Você somente pode dar aquilo que você é



Durante muito tempo acreditamos que na educação escolar somente poderíamos dar aos nossos alunos o que temos, ou seja, o conhecimento. Essa ideia ficou tão arraigada em nosso entendimento que quase não sofreu contestação e, aos poucos, a educação passou a ser confundida com o ensino, tanto que as escolas brasileiras passaram a ser oficialmente denominadas de unidades de ensino, e não de centros educacionais, e os professores passaram a ser instrutores, na ilusão de que estão na escola para ofertar ou para dar do seu conhecimento, do seu domínio intelectual para os alunos. Digo ilusão, pois se trata de um equívoco. Qualquer indivíduo, seja criança, jovem ou adulto, pode adquirir conhecimento por esforço próprio através dos livros, dos vídeos, da internet, da interação com outras pessoas, das experiências vivenciais. E quem foi que disse, e provou, que o ato de educar é a mesma coisa que o ato de ensinar? E quem disse, e igualmente provou, que é possível ensinar alguém quando esse alguém não está afim de conhecer?

A verdade é que o sistema de ensino, que remonta aos primórdios do século 19, quando formatamos a sala de aula com carteiras enfileiradas, alunos quietos e passivos, provas e notas, está falido, não serve mais.
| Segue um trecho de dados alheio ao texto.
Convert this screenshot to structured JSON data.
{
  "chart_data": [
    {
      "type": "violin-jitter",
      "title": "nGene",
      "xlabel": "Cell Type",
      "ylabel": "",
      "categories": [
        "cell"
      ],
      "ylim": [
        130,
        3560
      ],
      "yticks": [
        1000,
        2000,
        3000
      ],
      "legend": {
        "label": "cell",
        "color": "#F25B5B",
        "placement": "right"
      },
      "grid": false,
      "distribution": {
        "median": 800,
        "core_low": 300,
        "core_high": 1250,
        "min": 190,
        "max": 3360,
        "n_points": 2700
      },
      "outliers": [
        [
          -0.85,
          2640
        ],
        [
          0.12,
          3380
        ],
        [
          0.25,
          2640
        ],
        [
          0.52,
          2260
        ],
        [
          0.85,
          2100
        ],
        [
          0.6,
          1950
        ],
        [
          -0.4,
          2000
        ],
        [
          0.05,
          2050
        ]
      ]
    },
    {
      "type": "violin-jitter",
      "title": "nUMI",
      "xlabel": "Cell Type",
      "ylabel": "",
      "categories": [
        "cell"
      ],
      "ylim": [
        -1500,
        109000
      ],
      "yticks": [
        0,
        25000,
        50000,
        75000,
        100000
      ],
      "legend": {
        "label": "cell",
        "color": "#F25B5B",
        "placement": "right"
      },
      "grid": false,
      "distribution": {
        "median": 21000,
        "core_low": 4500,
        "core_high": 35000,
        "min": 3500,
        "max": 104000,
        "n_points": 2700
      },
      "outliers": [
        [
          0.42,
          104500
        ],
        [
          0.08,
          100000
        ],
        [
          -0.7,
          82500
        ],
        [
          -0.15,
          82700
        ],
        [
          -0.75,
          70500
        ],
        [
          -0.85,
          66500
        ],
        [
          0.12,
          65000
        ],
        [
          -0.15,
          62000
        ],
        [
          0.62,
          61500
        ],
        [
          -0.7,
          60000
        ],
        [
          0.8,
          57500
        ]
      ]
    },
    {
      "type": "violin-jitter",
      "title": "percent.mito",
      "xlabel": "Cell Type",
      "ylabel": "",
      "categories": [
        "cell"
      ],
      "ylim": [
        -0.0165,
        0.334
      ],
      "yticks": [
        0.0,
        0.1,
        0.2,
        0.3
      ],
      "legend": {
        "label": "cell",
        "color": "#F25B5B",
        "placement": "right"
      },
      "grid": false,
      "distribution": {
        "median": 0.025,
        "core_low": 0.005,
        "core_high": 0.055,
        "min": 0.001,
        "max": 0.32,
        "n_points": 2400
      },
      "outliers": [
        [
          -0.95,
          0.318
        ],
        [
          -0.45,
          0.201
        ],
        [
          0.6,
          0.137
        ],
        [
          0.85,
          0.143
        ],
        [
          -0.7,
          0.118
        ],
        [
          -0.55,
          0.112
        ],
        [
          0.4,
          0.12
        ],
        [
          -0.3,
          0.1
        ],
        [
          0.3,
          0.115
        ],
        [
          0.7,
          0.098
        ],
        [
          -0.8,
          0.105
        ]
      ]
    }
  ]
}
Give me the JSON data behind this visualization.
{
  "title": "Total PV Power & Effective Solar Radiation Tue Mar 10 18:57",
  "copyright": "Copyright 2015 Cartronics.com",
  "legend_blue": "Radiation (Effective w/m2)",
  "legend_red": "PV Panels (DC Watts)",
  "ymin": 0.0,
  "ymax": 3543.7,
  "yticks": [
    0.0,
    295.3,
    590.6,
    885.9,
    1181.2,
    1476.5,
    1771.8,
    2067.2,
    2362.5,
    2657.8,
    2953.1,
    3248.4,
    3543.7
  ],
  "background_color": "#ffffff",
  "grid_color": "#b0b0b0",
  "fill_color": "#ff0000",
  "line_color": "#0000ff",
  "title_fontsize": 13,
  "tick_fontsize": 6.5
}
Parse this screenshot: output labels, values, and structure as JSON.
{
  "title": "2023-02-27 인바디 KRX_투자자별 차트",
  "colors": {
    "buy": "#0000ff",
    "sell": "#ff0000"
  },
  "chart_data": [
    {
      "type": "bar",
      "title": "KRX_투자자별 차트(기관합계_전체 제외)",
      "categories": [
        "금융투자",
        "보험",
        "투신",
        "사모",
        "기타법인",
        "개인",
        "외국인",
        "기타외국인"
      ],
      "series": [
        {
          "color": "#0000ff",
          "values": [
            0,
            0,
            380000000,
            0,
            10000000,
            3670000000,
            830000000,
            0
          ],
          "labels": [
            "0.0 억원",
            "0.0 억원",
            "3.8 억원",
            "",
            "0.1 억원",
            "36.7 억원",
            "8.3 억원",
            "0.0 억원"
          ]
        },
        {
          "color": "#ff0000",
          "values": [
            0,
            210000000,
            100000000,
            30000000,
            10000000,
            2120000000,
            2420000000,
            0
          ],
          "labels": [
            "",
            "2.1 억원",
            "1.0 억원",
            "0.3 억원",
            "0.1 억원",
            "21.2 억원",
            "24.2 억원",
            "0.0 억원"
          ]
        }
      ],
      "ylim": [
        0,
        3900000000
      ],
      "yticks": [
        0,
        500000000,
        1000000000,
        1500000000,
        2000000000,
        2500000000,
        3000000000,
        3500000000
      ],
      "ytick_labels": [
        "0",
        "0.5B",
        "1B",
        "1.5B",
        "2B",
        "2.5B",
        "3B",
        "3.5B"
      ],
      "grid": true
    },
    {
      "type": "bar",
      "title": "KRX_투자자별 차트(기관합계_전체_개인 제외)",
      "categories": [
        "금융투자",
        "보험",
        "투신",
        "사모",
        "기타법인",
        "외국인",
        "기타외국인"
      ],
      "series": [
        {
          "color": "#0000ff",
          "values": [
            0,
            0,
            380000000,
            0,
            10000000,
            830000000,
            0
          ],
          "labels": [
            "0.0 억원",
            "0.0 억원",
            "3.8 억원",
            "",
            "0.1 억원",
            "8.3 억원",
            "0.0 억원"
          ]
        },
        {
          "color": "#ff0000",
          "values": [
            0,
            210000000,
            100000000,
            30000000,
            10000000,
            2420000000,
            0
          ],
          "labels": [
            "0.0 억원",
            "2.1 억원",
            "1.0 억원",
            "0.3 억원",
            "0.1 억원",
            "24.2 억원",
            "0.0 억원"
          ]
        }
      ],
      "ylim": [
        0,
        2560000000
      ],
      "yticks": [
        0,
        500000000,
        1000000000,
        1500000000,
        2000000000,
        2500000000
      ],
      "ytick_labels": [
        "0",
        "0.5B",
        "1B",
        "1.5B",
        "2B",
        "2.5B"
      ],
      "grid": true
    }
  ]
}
E podemos prová-lo: temos hoje aproximadamente 25 milhões de analfabetos funcionais em nosso Brasil, o que significa que são pessoas que passaram pela escola e não conseguiram desenvolver a leitura e a escrita, a interpretação básica de textos e as operações matemáticas formais. E estou falando apenas do aspecto cognitivo. O que dizer do aspecto emocional dessas pessoas? Isso é mais difícil porque muitos especialistas consideram essa área como subjetiva, não é possível mensurá-la estatisticamente. Como se afeto e amor pudessem ser metrificados. E o que dizer da aprovação automática, que oficialmente todos negam sua existência, mas que na prática existe, principalmente na escola pública, quando nos deparamos com alunos da 9ª série do ensino fundamental que são verdadeiros analfabetos?

Diante de tudo isso só nos resta uma constatação: o professor não existe para ensinar e sim para orientar, tutoriar, facilitar e estimular o aluno a querer aprender, tirando de si a motivação para se desenvolver de forma integral, ou seja, nas áreas cognitiva e emocional. Já dizia Montessori: "um sinal claro do sucesso de um professor é poder dizer: agora as crianças trabalham como se eu não existisse".

Entendamos esse enunciado. O professor deve trabalhar a autonomia do aluno, o que não é possível somente dando aula. Para isso deve formar grupos de estudo, pesquisa e trabalho com 5 a 6 alunos em cada grupo, todos eles estimulados a estudar por temas, com objetivos a alcançar, debates com toda a turma, arguições e apresentação final. É o que chamamos de trabalho por projetos, transformando a sala de aula em espaço de aprendizagem coletiva, e o professor em orientador do processo. Isso no que toca ao desenvolvimento cognitivo.

Quanto ao desenvolvimento emocional dos alunos, acontecerá se o professor tiver amor à educação, à escola e ao trabalho que realiza, sempre acreditando no poder da educação na formação de indivíduos e comunidades éticas e solidárias. Aqui fica bastante evidenciado que o professor somente pode dar aquilo que ele é, e não o que ele conhece.

Portanto, professor, reveja seu pensamento sobre o educar e o ensinar. Por que não transformar sua postura? Por que não revisitar sua didática e sua metodologia? Pense nisso, pois precisamos, com urgência, modificar o triste quadro da atual educação brasileira e os prognósticos futuros de nossa sociedade.